Échanges d'informations. La Commission estime que certains échanges d'informations sont importants pour le secteur de l'assurance dans la mesure où les assureurs doivent disposer de larges volumes de données pour être en mesure d'apprécier les coûts de la couverture des risques. L'accès aux données est également essentiel pour faciliter l'entrée sur le marché d'acteurs nouveaux ou étrangers. Les principales modifications apportées à l'exemption en faveur des échanges d'informations sont: - l'octroi aux organisations de consommateurs et de clients d'un accès aux données échangées, sauf dans les cas où la protection de la sécurité publique est en jeu ; - la clarification des types d'échanges d'informations relevant du REC.
Groupements. Le nouveau REC prévoit, sous réserve du respect de certaines conditions rigoureuses, une exemption en faveur des groupements (couverture en commun de risques par des entreprises d'assurance) qui soit couvrent des risques « nouveaux », soit se situent en deçà de certains seuils de parts de marché s'ils couvrent des risques qui ne sont pas « nouveaux ». Cela permet de garantir que les entreprises d'assurance seront en mesure de couvrir tous les risques.

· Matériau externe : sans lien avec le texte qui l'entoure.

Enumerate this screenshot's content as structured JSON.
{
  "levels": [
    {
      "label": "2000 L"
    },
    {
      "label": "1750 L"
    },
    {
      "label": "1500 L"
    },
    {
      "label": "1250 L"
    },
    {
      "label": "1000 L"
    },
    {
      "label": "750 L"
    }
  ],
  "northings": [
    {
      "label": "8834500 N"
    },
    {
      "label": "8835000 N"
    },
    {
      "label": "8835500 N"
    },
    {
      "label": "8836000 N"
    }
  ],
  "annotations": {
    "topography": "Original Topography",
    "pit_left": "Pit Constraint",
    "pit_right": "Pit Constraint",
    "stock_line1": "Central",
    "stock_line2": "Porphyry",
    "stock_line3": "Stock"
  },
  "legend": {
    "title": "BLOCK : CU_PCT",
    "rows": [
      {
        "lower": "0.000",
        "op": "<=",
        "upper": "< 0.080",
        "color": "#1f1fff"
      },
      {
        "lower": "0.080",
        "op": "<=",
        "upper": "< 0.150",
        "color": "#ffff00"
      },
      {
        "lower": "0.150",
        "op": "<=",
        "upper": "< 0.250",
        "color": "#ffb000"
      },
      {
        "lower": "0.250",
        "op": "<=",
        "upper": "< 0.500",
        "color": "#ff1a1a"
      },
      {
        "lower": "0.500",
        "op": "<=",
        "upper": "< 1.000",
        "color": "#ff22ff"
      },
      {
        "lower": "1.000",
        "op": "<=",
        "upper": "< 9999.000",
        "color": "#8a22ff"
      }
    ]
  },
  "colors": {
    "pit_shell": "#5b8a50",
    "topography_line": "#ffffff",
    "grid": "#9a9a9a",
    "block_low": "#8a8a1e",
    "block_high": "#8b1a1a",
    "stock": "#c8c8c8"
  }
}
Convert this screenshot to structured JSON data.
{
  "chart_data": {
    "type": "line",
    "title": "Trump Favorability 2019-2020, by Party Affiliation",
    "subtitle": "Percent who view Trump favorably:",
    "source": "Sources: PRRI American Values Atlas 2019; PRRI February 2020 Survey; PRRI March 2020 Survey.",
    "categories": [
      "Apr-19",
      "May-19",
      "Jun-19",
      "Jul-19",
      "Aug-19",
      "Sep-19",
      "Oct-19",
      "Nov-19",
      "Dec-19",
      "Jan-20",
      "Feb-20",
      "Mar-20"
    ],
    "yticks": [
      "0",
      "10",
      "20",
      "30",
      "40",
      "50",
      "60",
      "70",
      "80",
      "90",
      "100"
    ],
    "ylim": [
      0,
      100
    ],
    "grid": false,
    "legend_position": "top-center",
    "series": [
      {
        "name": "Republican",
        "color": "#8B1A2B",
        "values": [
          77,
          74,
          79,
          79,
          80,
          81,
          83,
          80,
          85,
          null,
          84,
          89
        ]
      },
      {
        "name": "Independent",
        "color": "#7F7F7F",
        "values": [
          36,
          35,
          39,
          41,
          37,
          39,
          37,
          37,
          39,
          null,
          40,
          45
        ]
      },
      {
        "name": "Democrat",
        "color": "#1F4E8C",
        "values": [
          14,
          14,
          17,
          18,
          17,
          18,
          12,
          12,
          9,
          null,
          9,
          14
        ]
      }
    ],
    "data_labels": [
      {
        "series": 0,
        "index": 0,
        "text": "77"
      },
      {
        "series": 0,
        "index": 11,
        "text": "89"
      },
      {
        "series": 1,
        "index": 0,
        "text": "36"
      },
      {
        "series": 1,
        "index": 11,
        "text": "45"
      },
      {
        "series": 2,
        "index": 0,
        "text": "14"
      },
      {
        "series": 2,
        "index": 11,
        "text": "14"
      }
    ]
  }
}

Les principales modifications apportées à cette exemption sont les suivantes:
- modification de l'approche utilisée pour calculer la part de marché afin de la rendre conforme à d'autres règles de concurrence générales et sectorielles, de manière à tenir compte du produit brut des primes obtenu non seulement au sein du groupement par les entreprises participantes, mais également en dehors de celui-ci ; - élargissement de la définition des « risques nouveaux » afin d'englober les risques dont la nature a changé à ce point qu'il n'est pas possible de déterminer à l'avance la capacité de souscription nécessaire pour les couvrir.
La Commission souligne que d'autres formes de coopération peuvent également être licites mais qu'il incombera aux assureurs de procéder à une auto-évaluation pour déterminer si elles respectent les règles de concurrence. Enfin, le réexamen du précédent REC a montré que ni les accords relatifs aux conditions types d'assurance, ni ceux concernant les équipements de sécurité n'étaient propres au secteur de l'assurance. Ils ont donc été exclus du nouveau REC. La Commission prévoit toutefois de traiter ces deux types d'accord dans le cadre des lignes directrices de l'UE applicables aux accords de coopération horizontale, qui sont en cours de réexamen. (O.L.)